Kentucky Wildcats guard Rob Dillingham defends Kansas Jayhawks guard Dajuan Harris Jr.

Kentucky fell to Kansas 89–84 in a tight Champions Classic matchup.

For a team that as late as early June had just seven scholarship players committed for next season to give the preseason No. 1 team (one starting three seniors and a junior, no less) everything it could handle was highly impressive. To do it despite its two most highly touted freshmen, D.J. Wagner and Justin Edwards, combining to shoot 1-of-18 from the field just adds to how strong the showing was.

There were moments Tuesday when Kentucky looked like a very real national title threat. Even with Wagner struggling, its guard play was electric. Fellow freshman Rob Dillingham’s four threes in a 121-second first-half explosion is among the most dynamic performances any player has produced in this event’s history. Another freshman, Reed Sheppard, had 13 points on just five shots and was a pest defensively with four steals. Sophomore Adou Thiero helped the Wildcats hang in on the glass and also contributed 16 points. And with a depleted frontcourt due to eligibility and injury issues, Tre Mitchell played 39 of the possible 40 minutes and wasn’t buried in foul trouble. The Wildcats weathered one storm in the second half after Kansas took the lead and likely would have held on if not for a late three-point barrage from Jayhawks point guard Dajuan Harris.
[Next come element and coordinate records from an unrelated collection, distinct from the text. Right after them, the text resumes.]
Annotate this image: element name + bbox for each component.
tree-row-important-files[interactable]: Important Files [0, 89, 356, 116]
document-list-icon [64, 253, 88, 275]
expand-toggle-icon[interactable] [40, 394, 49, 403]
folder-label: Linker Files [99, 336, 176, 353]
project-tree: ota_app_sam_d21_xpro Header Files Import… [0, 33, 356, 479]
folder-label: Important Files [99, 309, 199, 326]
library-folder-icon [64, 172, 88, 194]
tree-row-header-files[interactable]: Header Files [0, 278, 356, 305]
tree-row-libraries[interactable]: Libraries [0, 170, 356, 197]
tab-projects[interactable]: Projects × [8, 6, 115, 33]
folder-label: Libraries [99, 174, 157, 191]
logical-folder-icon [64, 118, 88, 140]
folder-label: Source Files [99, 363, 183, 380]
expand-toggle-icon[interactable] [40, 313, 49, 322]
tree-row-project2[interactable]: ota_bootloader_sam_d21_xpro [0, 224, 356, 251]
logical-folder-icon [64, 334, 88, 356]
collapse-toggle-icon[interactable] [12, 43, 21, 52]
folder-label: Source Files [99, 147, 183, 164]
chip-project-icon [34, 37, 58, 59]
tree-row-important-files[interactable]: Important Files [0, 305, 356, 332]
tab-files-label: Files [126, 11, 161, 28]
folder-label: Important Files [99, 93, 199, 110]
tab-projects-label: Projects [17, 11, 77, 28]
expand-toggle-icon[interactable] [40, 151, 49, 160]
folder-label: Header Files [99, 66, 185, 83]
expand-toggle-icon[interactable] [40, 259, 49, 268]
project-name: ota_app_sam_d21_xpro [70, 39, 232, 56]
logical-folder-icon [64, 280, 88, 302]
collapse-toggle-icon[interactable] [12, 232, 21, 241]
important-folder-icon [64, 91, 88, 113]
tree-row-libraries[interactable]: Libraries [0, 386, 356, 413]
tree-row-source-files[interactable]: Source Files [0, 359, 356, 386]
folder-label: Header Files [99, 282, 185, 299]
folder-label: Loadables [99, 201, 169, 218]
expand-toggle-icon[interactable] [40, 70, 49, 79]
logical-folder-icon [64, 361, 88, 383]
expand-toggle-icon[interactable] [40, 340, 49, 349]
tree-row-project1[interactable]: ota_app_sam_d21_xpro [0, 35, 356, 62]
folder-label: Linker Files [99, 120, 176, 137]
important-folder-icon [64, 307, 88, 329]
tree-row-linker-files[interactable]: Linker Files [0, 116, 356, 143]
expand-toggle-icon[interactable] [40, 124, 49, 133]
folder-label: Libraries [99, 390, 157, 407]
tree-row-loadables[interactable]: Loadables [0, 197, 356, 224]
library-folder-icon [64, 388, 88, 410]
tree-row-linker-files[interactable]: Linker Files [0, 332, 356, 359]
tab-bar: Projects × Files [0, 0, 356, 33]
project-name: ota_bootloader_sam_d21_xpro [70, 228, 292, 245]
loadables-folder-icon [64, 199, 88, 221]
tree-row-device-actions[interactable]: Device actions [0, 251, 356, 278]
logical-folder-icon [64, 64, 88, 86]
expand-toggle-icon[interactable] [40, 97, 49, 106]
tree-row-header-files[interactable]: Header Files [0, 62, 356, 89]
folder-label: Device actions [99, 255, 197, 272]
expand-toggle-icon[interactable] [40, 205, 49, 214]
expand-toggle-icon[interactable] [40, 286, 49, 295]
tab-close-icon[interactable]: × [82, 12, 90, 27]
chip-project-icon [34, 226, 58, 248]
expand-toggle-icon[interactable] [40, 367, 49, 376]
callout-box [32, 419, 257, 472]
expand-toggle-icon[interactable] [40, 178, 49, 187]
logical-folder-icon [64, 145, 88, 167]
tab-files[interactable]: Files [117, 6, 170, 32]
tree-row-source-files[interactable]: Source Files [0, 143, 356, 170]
But the flaws of a young team largely playing its first big game did shine through at points. Kansas was on the ropes early in the second half trailing by 14, but went on a 21–4 run over the next five and a half minutes to surge ahead. Kentucky giving its guards as much freedom as they have meant some shaky moments during runs, and the Wildcat guards got a bit wild during that Kansas stretch. There were some early shot-clock heaves and a few sloppy turnovers that started transition opportunities, and Calipari likely kept Dillingham and Sheppard on the bench for too long as Wagner and Edwards struggled through their first big game. They seemed to tense up some once Kansas made the run everyone in the arena knew they’d make.
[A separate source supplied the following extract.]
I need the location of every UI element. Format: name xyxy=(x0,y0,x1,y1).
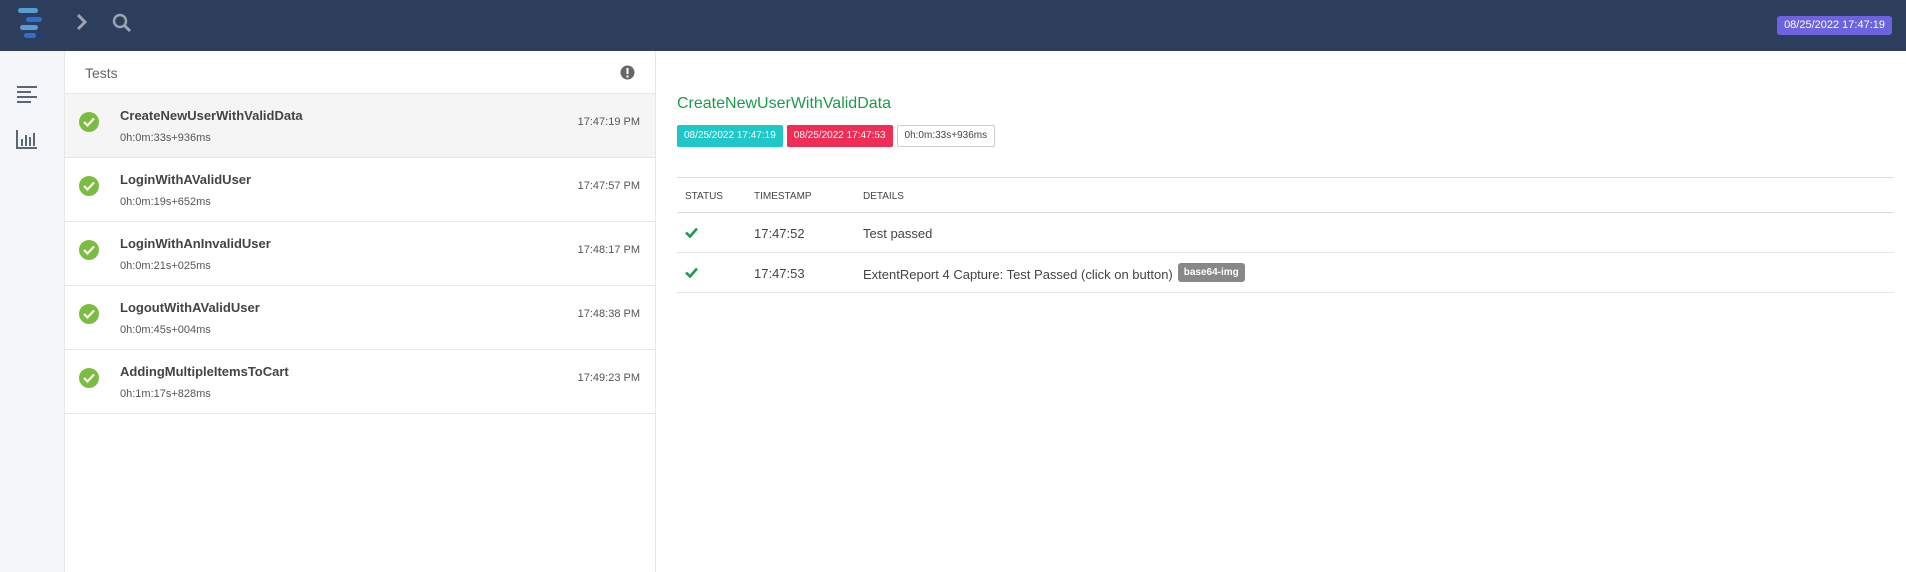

“I think that’s when [our] age came into everything,” Thiero said. “We started looking at each other, looking around, trying to figure everything out and we should have just kept having fun the whole game.”

Kentucky got good looks in the closing minutes when Kansas took the lead again, but senior Antonio Reeves couldn’t connect on three late threes that could have tied the game or given the Wildcats the lead. And in the decisive possession of the night, Kentucky was doomed from the jump. The initial look for a corner three blew up and turned into an off-balance heave by Sheppard with eight seconds to go. Given the criticisms of Calipari’s in-game coaching chops, that last possession will likely get a lot of attention. But all told, Kentucky’s young players generally handled the moment as well as they could have been asked to.
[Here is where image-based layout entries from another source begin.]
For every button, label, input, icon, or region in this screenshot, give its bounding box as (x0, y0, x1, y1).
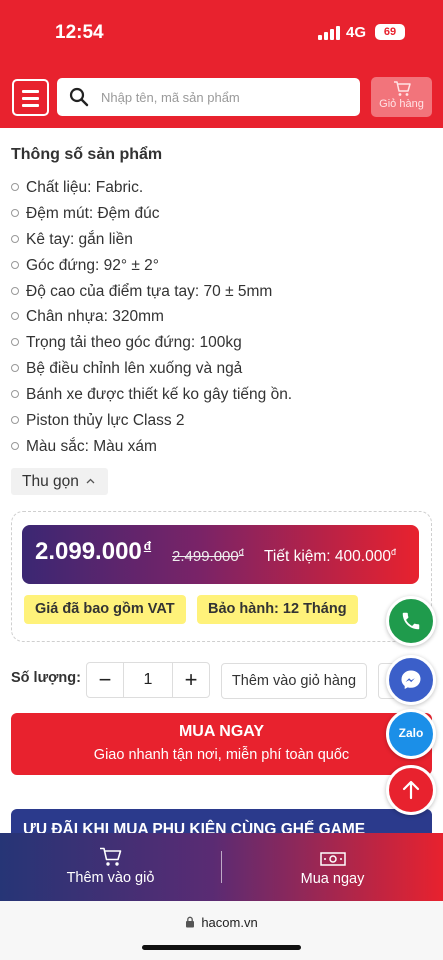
saving-amount: Tiết kiệm: 400.000đ (264, 547, 396, 566)
cart-icon (99, 847, 121, 866)
vat-badge: Giá đã bao gồm VAT (24, 595, 186, 624)
scroll-top-button[interactable] (386, 765, 436, 815)
warranty-badge: Bảo hành: 12 Tháng (197, 595, 358, 624)
collapse-button[interactable]: Thu gọn (11, 468, 108, 495)
spec-item: Piston thủy lực Class 2 (11, 408, 292, 434)
bottom-add-to-cart-label: Thêm vào giỏ (66, 870, 155, 886)
specs-list: Chất liệu: Fabric. Đệm mút: Đệm đúc Kê t… (11, 175, 292, 460)
spec-item: Bánh xe được thiết kế ko gây tiếng ồn. (11, 382, 292, 408)
phone-icon (402, 612, 420, 630)
bottom-add-to-cart-button[interactable]: Thêm vào giỏ (0, 833, 221, 901)
bottom-buy-now-button[interactable]: Mua ngay (222, 833, 443, 901)
messenger-button[interactable] (386, 655, 436, 705)
quantity-label: Số lượng: (11, 670, 81, 686)
messenger-icon (401, 670, 421, 689)
browser-footer: hacom.vn (0, 901, 443, 960)
spec-item: Trọng tải theo góc đứng: 100kg (11, 330, 292, 356)
cart-button[interactable]: Giỏ hàng (371, 77, 432, 117)
lock-icon (186, 916, 195, 928)
buy-now-button[interactable]: MUA NGAY Giao nhanh tận nơi, miễn phí to… (11, 713, 432, 775)
buy-now-title: MUA NGAY (178, 723, 265, 740)
add-to-cart-button[interactable]: Thêm vào giỏ hàng (221, 663, 367, 699)
phone-call-button[interactable] (386, 596, 436, 646)
signal-icon (318, 26, 342, 40)
old-price-value: 2.499.000 (172, 548, 239, 565)
spec-item: Bệ điều chỉnh lên xuống và ngả (11, 356, 292, 382)
currency-symbol: đ (238, 547, 244, 557)
search-box[interactable] (57, 78, 360, 116)
search-input[interactable] (101, 85, 351, 109)
bottom-action-bar: Thêm vào giỏ Mua ngay (0, 833, 443, 901)
old-price: 2.499.000đ (172, 547, 244, 565)
spec-item: Chân nhựa: 320mm (11, 304, 292, 330)
cart-label: Giỏ hàng (379, 98, 424, 110)
zalo-icon: Zalo (398, 726, 424, 740)
cart-icon (393, 81, 411, 96)
cash-icon (319, 852, 346, 866)
network-type: 4G (346, 24, 367, 41)
battery-icon: 69 (375, 24, 405, 40)
arrow-up-icon (402, 780, 420, 800)
url-bar[interactable]: hacom.vn (0, 915, 443, 930)
spec-item: Chất liệu: Fabric. (11, 175, 292, 201)
spec-item: Kê tay: gắn liền (11, 227, 292, 253)
current-price: 2.099.000 đ (35, 538, 151, 566)
quantity-stepper: − + (86, 662, 210, 698)
home-indicator[interactable] (142, 945, 301, 950)
bottom-buy-now-label: Mua ngay (300, 871, 365, 887)
spec-item: Đệm mút: Đệm đúc (11, 201, 292, 227)
quantity-decrease-button[interactable]: − (87, 663, 124, 697)
current-price-value: 2.099.000 (35, 538, 142, 565)
currency-symbol: đ (390, 547, 396, 557)
currency-symbol: đ (143, 539, 152, 553)
buy-now-subtitle: Giao nhanh tận nơi, miễn phí toàn quốc (93, 747, 350, 763)
saving-value: Tiết kiệm: 400.000 (264, 548, 391, 566)
quantity-increase-button[interactable]: + (172, 663, 209, 697)
spec-item: Màu sắc: Màu xám (11, 434, 292, 460)
app-header: 12:54 4G 69 Giỏ hàng (0, 0, 443, 128)
spec-item: Góc đứng: 92° ± 2° (11, 253, 292, 279)
status-time: 12:54 (55, 22, 104, 43)
specs-title: Thông số sản phẩm (11, 146, 163, 163)
collapse-label: Thu gọn (22, 473, 79, 490)
quantity-input[interactable] (124, 663, 172, 697)
search-icon (69, 87, 89, 107)
price-banner: 2.099.000 đ 2.499.000đ Tiết kiệm: 400.000… (22, 525, 419, 584)
spec-item: Độ cao của điểm tựa tay: 70 ± 5mm (11, 279, 292, 305)
chevron-up-icon (86, 478, 95, 484)
zalo-button[interactable]: Zalo (386, 709, 436, 759)
url-text: hacom.vn (201, 915, 258, 930)
menu-button[interactable] (12, 79, 49, 116)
“​​None of us are happy that we lost the game,” Calipari said. “But to come in this environment with everything that goes with this, the bells and whistles, I couldn’t ask for much more.”

The hope is that this type of game is one Kentucky wins come February and March. Building with mostly freshmen in a sport that is increasingly opting for older, proven production over young talent could never have been expected to be the right recipe to win big games on Nov. 14. When scripting a March formula, having the type of firepower to be in position to win when two projected lottery picks shoot 6% from the field would be high on the list. Its guards as a whole look ahead of schedule, Thiero has emerged as a legitimate option at the four, and the Wildcats are still waiting on multiple 7-footers to rejoin their team and add size and depth to the frontcourt.

Calipari won’t say it, but this was a Kentucky team that felt ahead of schedule Tuesday night. It’s now the coach’s job to make sure this youthful group grows rather than stagnates. If it does, this team has the potential to break the program out of its recent March rut and get them back competing for championships. That much was obvious, even in defeat.